Earlier in her long letter to me, Vyvy Ly, stated that I was being Transphobic by writing what I wrote. So, as I was critiquing The View for being transphobic while discussing transphobia Vyvy Ly says I was doing the same. I was being transphobic while critiquing Transphobia on The View.
Vyvy Ly ended her letter with: GROW UP!
I got told.
At this moment I agree with Vyvy Ly.
Still, I want to discuss it with some Trans folk I know.
Was I being Transphobic?
It is possible.
I remember someone I used to date say of activists, “Just cause you have good intentions doesn’t mean you will have good outcomes.”
It was also pointed out that Talackova is Native and the first Native woman to be a Miss Universe contestant. I did not know that at the time I was writing the article. Talackova did not mention it on The View.
Being an ally is about doing your homework, accepting challenge and critique, willingness to change, and putting yourself out there. It is also standing beside and behind peoples you are allied with and speaking with them, not for them. I aim to do this and hope I am.
My allyship is partly through my writing, part going to certain rallies throughout the year, but more importantly it is via real relationships and friendships with people.
One of my biggest problems with activists is the lack of relationships they have with peoples there are being allies to. I am talking in particular about Native peoples and Trans peoples. Lots of activists talk about Native land rights and Trans rights but do they have any Native or Trans friends?
I believe relationships are real allyship.
Holding a sign, yelling a slogan, and writing an article or an essay are all good things but how about conversation? How about having a coffee with someone? How about initiating a friendship? How about being told (in a good way) and accepting it?

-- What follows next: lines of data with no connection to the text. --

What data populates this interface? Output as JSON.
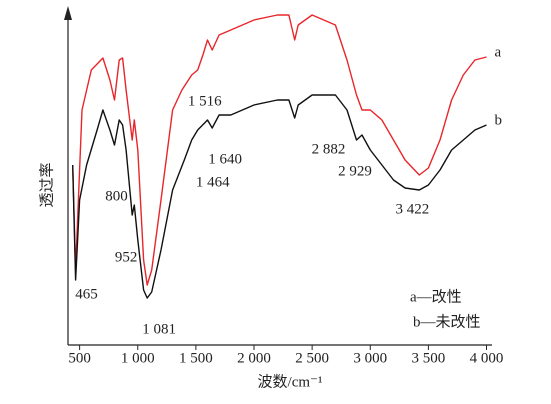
{
  "chart_data": {
    "type": "line",
    "x_label": "波数/cm⁻¹",
    "y_label": "透过率",
    "xlim": [
      400,
      4030
    ],
    "ylim": [
      0,
      335
    ],
    "xticks": [
      500,
      {
        "value": 1000,
        "label": "1 000"
      },
      {
        "value": 1500,
        "label": "1 500"
      },
      {
        "value": 2000,
        "label": "2 000"
      },
      {
        "value": 2500,
        "label": "2 500"
      },
      {
        "value": 3000,
        "label": "3 000"
      },
      {
        "value": 3500,
        "label": "3 500"
      },
      {
        "value": 4000,
        "label": "4 000"
      }
    ],
    "series": [
      {
        "name": "a",
        "color": "#e8262b",
        "x": [
          440,
          465,
          520,
          600,
          700,
          760,
          800,
          840,
          870,
          900,
          952,
          970,
          1000,
          1050,
          1081,
          1120,
          1200,
          1300,
          1380,
          1464,
          1516,
          1560,
          1600,
          1640,
          1700,
          1800,
          2000,
          2200,
          2300,
          2350,
          2380,
          2500,
          2700,
          2800,
          2882,
          2929,
          3000,
          3100,
          3200,
          3300,
          3422,
          3500,
          3600,
          3700,
          3800,
          3900,
          4000
        ],
        "values": [
          180,
          75,
          235,
          275,
          287,
          265,
          245,
          285,
          287,
          255,
          205,
          225,
          195,
          85,
          60,
          75,
          145,
          235,
          255,
          270,
          275,
          290,
          305,
          295,
          310,
          315,
          325,
          330,
          330,
          305,
          320,
          330,
          320,
          285,
          250,
          235,
          235,
          225,
          205,
          185,
          170,
          177,
          205,
          245,
          270,
          285,
          288
        ]
      },
      {
        "name": "b",
        "color": "#111111",
        "x": [
          440,
          465,
          500,
          560,
          650,
          700,
          760,
          800,
          840,
          870,
          900,
          952,
          970,
          1000,
          1050,
          1081,
          1120,
          1200,
          1300,
          1400,
          1464,
          1516,
          1600,
          1640,
          1700,
          1800,
          2000,
          2200,
          2300,
          2350,
          2380,
          2500,
          2700,
          2800,
          2882,
          2929,
          3000,
          3100,
          3200,
          3300,
          3422,
          3500,
          3600,
          3700,
          3800,
          3900,
          4000
        ],
        "values": [
          180,
          65,
          145,
          180,
          215,
          235,
          215,
          200,
          225,
          220,
          195,
          130,
          140,
          105,
          55,
          47,
          53,
          95,
          155,
          185,
          205,
          215,
          225,
          217,
          230,
          230,
          240,
          245,
          245,
          227,
          240,
          250,
          250,
          235,
          205,
          210,
          195,
          180,
          165,
          157,
          155,
          160,
          175,
          195,
          205,
          215,
          220
        ]
      }
    ],
    "annotations": [
      {
        "text": "465",
        "x": 465
      },
      {
        "text": "800",
        "x": 800
      },
      {
        "text": "952",
        "x": 952
      },
      {
        "text": "1 081",
        "x": 1081
      },
      {
        "text": "1 464",
        "x": 1464
      },
      {
        "text": "1 516",
        "x": 1516
      },
      {
        "text": "1 640",
        "x": 1640
      },
      {
        "text": "2 882",
        "x": 2882
      },
      {
        "text": "2 929",
        "x": 2929
      },
      {
        "text": "3 422",
        "x": 3422
      }
    ],
    "legend": [
      "a—改性",
      "b—未改性"
    ]
  }
}
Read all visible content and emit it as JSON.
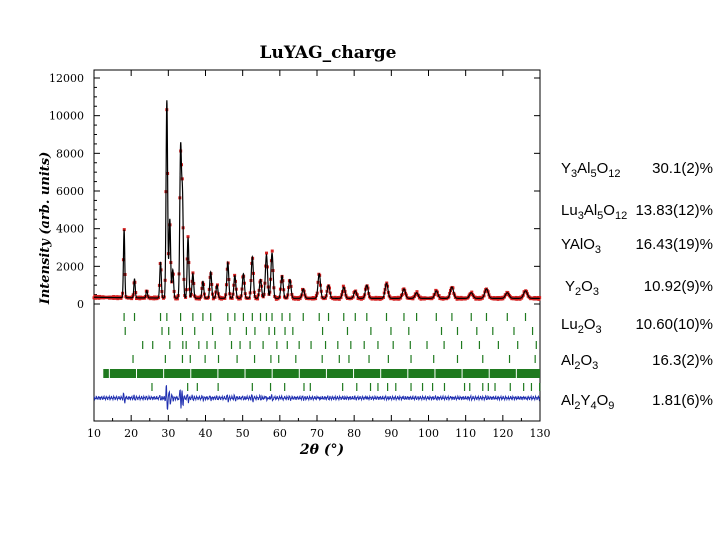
{
  "chart_data": {
    "type": "line",
    "title": "LuYAG_charge",
    "xlabel": "2θ (°)",
    "ylabel": "Intensity (arb. units)",
    "xlim": [
      10,
      130
    ],
    "ylim": [
      0,
      12000
    ],
    "x_ticks": [
      "10",
      "20",
      "30",
      "40",
      "50",
      "60",
      "70",
      "80",
      "90",
      "100",
      "110",
      "120",
      "130"
    ],
    "y_ticks": [
      "0",
      "2000",
      "4000",
      "6000",
      "8000",
      "10000",
      "12000"
    ],
    "background_level": 300,
    "peaks": [
      {
        "x": 18.1,
        "y": 3900
      },
      {
        "x": 20.9,
        "y": 1300
      },
      {
        "x": 24.2,
        "y": 700
      },
      {
        "x": 27.9,
        "y": 2200
      },
      {
        "x": 29.6,
        "y": 10800
      },
      {
        "x": 30.4,
        "y": 4500
      },
      {
        "x": 31.2,
        "y": 1800
      },
      {
        "x": 33.3,
        "y": 8100
      },
      {
        "x": 33.8,
        "y": 5600
      },
      {
        "x": 35.3,
        "y": 3500
      },
      {
        "x": 36.6,
        "y": 1600
      },
      {
        "x": 39.3,
        "y": 1200
      },
      {
        "x": 41.4,
        "y": 1700
      },
      {
        "x": 43.1,
        "y": 1000
      },
      {
        "x": 46.0,
        "y": 2200
      },
      {
        "x": 47.9,
        "y": 1500
      },
      {
        "x": 50.2,
        "y": 1600
      },
      {
        "x": 52.6,
        "y": 2500
      },
      {
        "x": 54.8,
        "y": 1300
      },
      {
        "x": 56.4,
        "y": 2600
      },
      {
        "x": 57.9,
        "y": 2700
      },
      {
        "x": 60.6,
        "y": 1500
      },
      {
        "x": 62.7,
        "y": 1300
      },
      {
        "x": 66.3,
        "y": 800
      },
      {
        "x": 70.6,
        "y": 1600
      },
      {
        "x": 73.1,
        "y": 1000
      },
      {
        "x": 77.2,
        "y": 900
      },
      {
        "x": 80.3,
        "y": 700
      },
      {
        "x": 83.4,
        "y": 1000
      },
      {
        "x": 88.7,
        "y": 1100
      },
      {
        "x": 93.4,
        "y": 800
      },
      {
        "x": 96.8,
        "y": 600
      },
      {
        "x": 102.1,
        "y": 700
      },
      {
        "x": 106.3,
        "y": 900
      },
      {
        "x": 111.5,
        "y": 600
      },
      {
        "x": 115.6,
        "y": 800
      },
      {
        "x": 121.2,
        "y": 600
      },
      {
        "x": 126.1,
        "y": 700
      }
    ],
    "colors": {
      "observed": "#d42020",
      "calculated": "#000000",
      "tick_marks": "#1f7a1f",
      "difference": "#1f2fb0"
    },
    "grid": false,
    "series": [
      {
        "name": "Y3Al5O12",
        "fraction": "30.1(2)%"
      },
      {
        "name": "Lu3Al5O12",
        "fraction": "13.83(12)%"
      },
      {
        "name": "YAlO3",
        "fraction": "16.43(19)%"
      },
      {
        "name": "Y2O3",
        "fraction": "10.92(9)%"
      },
      {
        "name": "Lu2O3",
        "fraction": "10.60(10)%"
      },
      {
        "name": "Al2O3",
        "fraction": "16.3(2)%"
      },
      {
        "name": "Al2Y4O9",
        "fraction": "1.81(6)%"
      }
    ],
    "reflections": {
      "Y3Al5O12": [
        18.1,
        20.9,
        27.9,
        29.6,
        33.3,
        36.6,
        39.3,
        41.4,
        46.0,
        47.9,
        50.2,
        52.6,
        54.8,
        56.4,
        57.9,
        60.6,
        62.7,
        66.3,
        70.6,
        73.1,
        77.2,
        80.3,
        83.4,
        88.7,
        93.4,
        96.8,
        102.1,
        106.3,
        111.5,
        115.6,
        121.2,
        126.1
      ],
      "Lu3Al5O12": [
        18.4,
        28.3,
        30.1,
        33.8,
        37.1,
        41.9,
        46.6,
        51.0,
        53.3,
        57.1,
        58.6,
        61.4,
        63.5,
        71.5,
        78.2,
        84.5,
        89.9,
        94.7,
        103.5,
        107.8,
        113.0,
        117.3,
        123.0,
        128.0
      ],
      "YAlO3": [
        23.1,
        25.8,
        30.4,
        33.9,
        34.8,
        38.2,
        40.4,
        42.6,
        47.0,
        49.3,
        52.0,
        55.5,
        59.2,
        62.0,
        65.2,
        68.4,
        72.3,
        75.6,
        79.1,
        82.7,
        86.4,
        90.5,
        95.1,
        99.6,
        104.2,
        108.9,
        113.7,
        118.8,
        124.0,
        129.0
      ],
      "Y2O3": [
        20.5,
        29.2,
        33.8,
        35.9,
        39.9,
        43.5,
        48.5,
        53.2,
        57.6,
        59.7,
        64.3,
        71.4,
        76.0,
        78.6,
        84.0,
        89.2,
        95.3,
        101.4,
        107.8,
        114.6,
        121.8,
        128.7
      ],
      "Lu2O3": [
        21.1,
        30.0,
        34.8,
        37.0,
        41.1,
        44.9,
        50.1,
        55.0,
        59.5,
        61.8,
        66.6,
        74.1,
        79.0,
        81.7,
        87.4,
        93.1,
        99.6,
        106.1,
        113.1,
        120.4,
        127.9
      ],
      "Al2O3": [
        25.6,
        35.2,
        37.8,
        43.4,
        52.6,
        57.5,
        61.3,
        66.5,
        68.2,
        76.9,
        80.7,
        84.4,
        86.4,
        89.0,
        91.2,
        95.3,
        98.4,
        101.1,
        104.3,
        109.7,
        111.1,
        114.6,
        116.1,
        117.9,
        122.0,
        125.6,
        127.7,
        129.9
      ],
      "Al2Y4O9": "dense"
    }
  }
}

The article I posted on Monday was one of many learning experiences for me. And there will be more. I do not know it all. Being an ally is a learning process. Without the willingness to learn you can not be an ally. I have much to learn and I am willing to go through processes of learning. Reading, writing, friendships, and being challenged has been a part of my process and will continue to be a part of my process.
A new comment today was posted that gave me hope that I am doing a pretty good job:
Thanks very much for your article. Clearly you have a sincerity that was lacking on The View. What is politically correct in terminology is constantly changing. What is important is the consideration of the commentator. This is more than evident in your article. Being a trans-lady I appreciate the effort expressed!
If you have thoughts on what it is to be an ally or if you have thoughts on my article please comment. Peace.